O filme, exibido originalmente na abertura do Festival de Sundance, em janeiro, é uma narrativa construída de um ponto de vista assumidamente pessoal. Embora agudo no retrato de vários personagens, resume em poucas frases várias crises do PT no governo, entre elas o Mensalão. Há críticas pontuais ao partido no filme, a principal delas a perda da ligação com sua base popular.

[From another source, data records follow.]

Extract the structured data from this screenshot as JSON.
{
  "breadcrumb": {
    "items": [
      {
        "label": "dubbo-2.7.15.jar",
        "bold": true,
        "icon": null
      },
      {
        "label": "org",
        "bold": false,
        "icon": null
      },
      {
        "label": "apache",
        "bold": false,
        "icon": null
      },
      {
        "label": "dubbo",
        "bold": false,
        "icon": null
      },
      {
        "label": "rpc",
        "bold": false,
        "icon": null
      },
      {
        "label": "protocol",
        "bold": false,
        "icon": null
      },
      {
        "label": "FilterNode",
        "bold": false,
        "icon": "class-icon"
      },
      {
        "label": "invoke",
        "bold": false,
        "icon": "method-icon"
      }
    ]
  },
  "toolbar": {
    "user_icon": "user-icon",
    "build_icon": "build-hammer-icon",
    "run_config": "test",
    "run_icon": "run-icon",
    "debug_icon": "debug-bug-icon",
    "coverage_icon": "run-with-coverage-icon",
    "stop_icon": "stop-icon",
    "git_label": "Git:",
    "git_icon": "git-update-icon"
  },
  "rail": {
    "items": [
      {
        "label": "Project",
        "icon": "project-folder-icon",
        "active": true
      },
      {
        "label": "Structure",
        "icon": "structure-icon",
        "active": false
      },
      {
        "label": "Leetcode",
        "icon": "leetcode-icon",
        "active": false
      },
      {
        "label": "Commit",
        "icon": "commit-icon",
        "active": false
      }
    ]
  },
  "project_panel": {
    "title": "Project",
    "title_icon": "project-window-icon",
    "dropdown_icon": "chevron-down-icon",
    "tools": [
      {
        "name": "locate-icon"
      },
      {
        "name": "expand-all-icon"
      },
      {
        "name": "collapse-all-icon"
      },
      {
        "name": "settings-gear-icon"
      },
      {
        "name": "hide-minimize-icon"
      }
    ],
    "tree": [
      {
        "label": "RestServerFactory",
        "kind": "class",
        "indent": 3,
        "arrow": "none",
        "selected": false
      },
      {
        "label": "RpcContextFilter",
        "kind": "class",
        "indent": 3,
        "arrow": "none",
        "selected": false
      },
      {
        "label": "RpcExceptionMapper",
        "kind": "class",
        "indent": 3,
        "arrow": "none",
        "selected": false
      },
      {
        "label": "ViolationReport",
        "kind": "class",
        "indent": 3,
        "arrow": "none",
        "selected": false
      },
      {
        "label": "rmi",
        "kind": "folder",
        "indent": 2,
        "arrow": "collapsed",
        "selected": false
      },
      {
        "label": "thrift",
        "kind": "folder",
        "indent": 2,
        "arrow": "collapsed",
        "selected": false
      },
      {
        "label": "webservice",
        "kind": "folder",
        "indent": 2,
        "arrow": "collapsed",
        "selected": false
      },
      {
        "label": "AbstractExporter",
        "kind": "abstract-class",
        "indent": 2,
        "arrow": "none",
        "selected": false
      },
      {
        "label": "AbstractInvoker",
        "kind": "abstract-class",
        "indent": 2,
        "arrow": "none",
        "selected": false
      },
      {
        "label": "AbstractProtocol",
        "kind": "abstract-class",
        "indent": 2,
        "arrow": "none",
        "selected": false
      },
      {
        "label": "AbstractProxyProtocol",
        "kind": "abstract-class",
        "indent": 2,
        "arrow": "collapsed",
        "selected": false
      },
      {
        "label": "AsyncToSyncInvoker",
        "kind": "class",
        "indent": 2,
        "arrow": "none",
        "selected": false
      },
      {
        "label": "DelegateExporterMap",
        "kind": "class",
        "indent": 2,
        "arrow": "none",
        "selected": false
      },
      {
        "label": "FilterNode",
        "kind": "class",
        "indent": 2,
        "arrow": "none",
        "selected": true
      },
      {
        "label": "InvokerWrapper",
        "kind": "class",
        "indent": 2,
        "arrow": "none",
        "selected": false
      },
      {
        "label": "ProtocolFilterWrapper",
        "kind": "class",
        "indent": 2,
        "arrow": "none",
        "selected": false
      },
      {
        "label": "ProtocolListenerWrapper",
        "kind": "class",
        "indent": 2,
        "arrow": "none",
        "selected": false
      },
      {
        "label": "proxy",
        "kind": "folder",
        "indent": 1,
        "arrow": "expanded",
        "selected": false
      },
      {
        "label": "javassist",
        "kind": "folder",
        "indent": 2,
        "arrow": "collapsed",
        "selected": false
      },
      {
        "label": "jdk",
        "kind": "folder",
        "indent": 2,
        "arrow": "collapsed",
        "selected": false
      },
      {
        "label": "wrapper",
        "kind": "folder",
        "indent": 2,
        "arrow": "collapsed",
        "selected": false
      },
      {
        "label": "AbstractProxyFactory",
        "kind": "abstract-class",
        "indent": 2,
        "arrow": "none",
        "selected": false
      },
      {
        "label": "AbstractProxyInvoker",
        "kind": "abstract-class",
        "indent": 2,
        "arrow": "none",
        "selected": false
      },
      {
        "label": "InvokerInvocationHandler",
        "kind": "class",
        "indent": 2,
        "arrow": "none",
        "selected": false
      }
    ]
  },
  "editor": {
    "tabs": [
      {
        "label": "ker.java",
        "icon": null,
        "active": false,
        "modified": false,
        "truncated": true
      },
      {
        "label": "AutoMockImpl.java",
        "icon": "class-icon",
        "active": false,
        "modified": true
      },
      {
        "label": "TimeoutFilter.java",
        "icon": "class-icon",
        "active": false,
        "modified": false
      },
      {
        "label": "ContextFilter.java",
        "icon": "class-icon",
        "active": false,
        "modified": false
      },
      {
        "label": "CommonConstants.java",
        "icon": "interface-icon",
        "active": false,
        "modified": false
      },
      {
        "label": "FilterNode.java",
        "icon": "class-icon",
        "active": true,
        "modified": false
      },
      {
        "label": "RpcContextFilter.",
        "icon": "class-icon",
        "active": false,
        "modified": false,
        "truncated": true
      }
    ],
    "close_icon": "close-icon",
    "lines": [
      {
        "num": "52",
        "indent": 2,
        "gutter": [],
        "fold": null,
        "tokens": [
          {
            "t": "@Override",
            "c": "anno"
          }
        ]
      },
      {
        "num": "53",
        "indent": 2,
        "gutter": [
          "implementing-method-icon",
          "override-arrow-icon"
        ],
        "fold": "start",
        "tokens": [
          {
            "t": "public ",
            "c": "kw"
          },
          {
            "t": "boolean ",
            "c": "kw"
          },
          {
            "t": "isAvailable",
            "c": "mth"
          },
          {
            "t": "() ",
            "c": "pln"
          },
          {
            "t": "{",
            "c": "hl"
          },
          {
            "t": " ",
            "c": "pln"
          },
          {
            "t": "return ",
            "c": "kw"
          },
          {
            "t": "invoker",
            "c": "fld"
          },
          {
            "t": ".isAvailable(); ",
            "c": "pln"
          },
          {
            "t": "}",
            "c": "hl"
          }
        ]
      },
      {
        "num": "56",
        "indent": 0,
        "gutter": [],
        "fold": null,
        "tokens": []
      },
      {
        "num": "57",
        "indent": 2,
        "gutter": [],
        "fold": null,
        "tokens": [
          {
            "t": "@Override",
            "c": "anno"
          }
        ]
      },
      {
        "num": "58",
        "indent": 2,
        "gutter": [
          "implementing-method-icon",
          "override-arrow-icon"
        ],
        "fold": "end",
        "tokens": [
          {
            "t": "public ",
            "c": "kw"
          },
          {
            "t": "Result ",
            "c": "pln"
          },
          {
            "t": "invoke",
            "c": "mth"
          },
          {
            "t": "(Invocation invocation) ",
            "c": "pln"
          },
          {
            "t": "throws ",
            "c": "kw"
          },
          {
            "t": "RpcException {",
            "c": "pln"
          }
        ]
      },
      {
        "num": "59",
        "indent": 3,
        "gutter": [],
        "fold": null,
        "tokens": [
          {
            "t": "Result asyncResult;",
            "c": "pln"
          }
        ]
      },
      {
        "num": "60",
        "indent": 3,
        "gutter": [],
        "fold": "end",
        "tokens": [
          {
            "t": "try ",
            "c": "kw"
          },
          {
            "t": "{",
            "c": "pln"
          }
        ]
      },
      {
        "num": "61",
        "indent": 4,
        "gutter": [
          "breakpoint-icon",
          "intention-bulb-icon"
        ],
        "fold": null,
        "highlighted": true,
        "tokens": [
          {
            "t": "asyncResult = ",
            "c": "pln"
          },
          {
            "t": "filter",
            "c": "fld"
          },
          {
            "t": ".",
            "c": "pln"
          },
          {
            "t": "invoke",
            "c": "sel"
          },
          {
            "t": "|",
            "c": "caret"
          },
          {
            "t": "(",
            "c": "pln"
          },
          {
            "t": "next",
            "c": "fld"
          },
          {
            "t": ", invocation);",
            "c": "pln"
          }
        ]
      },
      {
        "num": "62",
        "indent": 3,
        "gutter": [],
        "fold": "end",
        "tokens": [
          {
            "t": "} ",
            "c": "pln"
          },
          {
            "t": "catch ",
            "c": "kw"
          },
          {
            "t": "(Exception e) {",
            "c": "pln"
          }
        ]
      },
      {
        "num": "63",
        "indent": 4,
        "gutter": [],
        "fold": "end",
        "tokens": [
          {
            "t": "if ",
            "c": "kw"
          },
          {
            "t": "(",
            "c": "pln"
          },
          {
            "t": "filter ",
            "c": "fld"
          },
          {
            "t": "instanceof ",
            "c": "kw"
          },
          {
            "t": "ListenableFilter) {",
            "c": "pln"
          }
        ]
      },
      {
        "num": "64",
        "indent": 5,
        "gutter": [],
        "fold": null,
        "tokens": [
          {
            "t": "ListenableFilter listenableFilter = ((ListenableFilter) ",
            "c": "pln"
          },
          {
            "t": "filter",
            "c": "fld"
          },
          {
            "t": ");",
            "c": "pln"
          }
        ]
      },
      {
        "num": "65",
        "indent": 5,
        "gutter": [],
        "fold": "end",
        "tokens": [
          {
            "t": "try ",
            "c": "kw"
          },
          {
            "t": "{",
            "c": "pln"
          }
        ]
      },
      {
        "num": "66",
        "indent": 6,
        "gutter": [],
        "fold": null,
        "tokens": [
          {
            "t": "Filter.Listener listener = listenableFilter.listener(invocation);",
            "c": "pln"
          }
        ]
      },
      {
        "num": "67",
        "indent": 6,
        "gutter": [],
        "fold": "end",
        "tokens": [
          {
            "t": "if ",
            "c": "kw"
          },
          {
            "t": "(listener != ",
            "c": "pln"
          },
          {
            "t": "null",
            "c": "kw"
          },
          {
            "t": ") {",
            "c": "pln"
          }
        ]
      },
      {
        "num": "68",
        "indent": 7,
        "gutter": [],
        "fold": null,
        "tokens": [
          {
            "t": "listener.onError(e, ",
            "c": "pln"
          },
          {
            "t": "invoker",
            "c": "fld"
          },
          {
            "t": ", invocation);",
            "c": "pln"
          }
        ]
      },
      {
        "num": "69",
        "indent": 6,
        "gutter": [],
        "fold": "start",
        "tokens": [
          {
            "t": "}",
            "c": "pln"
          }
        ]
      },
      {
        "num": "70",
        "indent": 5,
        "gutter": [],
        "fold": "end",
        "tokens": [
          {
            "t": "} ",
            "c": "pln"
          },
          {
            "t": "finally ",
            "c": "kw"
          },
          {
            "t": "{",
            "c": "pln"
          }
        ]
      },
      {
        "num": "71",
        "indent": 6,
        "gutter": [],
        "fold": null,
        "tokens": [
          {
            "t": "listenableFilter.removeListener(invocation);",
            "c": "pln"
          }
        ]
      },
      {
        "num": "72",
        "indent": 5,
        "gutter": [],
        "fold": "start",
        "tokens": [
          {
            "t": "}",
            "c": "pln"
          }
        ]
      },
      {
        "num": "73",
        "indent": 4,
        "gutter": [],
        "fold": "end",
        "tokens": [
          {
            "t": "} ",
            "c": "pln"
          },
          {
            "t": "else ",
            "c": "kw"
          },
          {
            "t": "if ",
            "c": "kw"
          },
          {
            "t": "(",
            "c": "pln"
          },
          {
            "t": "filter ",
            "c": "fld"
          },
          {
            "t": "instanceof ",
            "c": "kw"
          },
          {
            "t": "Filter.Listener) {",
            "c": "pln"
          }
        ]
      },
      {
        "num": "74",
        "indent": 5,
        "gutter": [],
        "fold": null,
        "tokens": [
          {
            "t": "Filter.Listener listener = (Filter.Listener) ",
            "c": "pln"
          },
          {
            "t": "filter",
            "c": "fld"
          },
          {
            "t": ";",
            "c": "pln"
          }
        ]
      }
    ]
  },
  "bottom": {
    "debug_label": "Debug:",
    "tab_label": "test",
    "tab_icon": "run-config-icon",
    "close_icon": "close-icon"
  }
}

O grande diferencial de Democracia em Vertigem para outras obras recentes sobre o tema – inclusive O Processo, de Maria Augusta Ramos, lançado no ano passado – está no amplo acesso que a diretora teve aos pontos de vista de Dilma Rousseff e Lula. Muito do material mostrado, tanto captado por Petra quanto cedido por fotógrafos oficiais como Ricardo Stuckert, que trabalhou com Lula no Planalto, apresenta o caso de ângulos nunca vistos. A câmera flagra Dilma e sua equipe acompanhando pela TV a votação do Impeachment; viaja no carro da presidente; segue Lula tanto pelos corredores do Palácio do Alvorada durante sua despedida do prédio ao fim de seu segundo mandato quanto pelas salas lotadas do Sindicato dos Metalúrgicos do ABC, em abril de 2018, onde o ex-presidente passou dois dias antes de se entregar à Polícia Federal para cumprir a ordem de prisão emitida pelo juiz Sergio Moro .
– Foi um acesso difícil. Primeiro, a gente escreveu cartas para o Lula e para a Dilma, e nenhum deles leu essas cartas. Depois, passamos semanas tentando uma entrevista com a Dilma. Todo dia me diziam: “É amanhã”, e depois virava “logo mais”. Aí conseguimos a primeira entrevista que foi tão rígida que nem usamos. Mas ali abrimos uma aproximação – conta.
Mas a maior dificuldade, segundo ela, foi mesmo concluir o filme:
– Foi difícil achar um ponto final de uma história ainda em andamento. Percebi que teria que ser a eleição de Bolsonaro. É como se ali começasse a “segunda temporada” dessa história.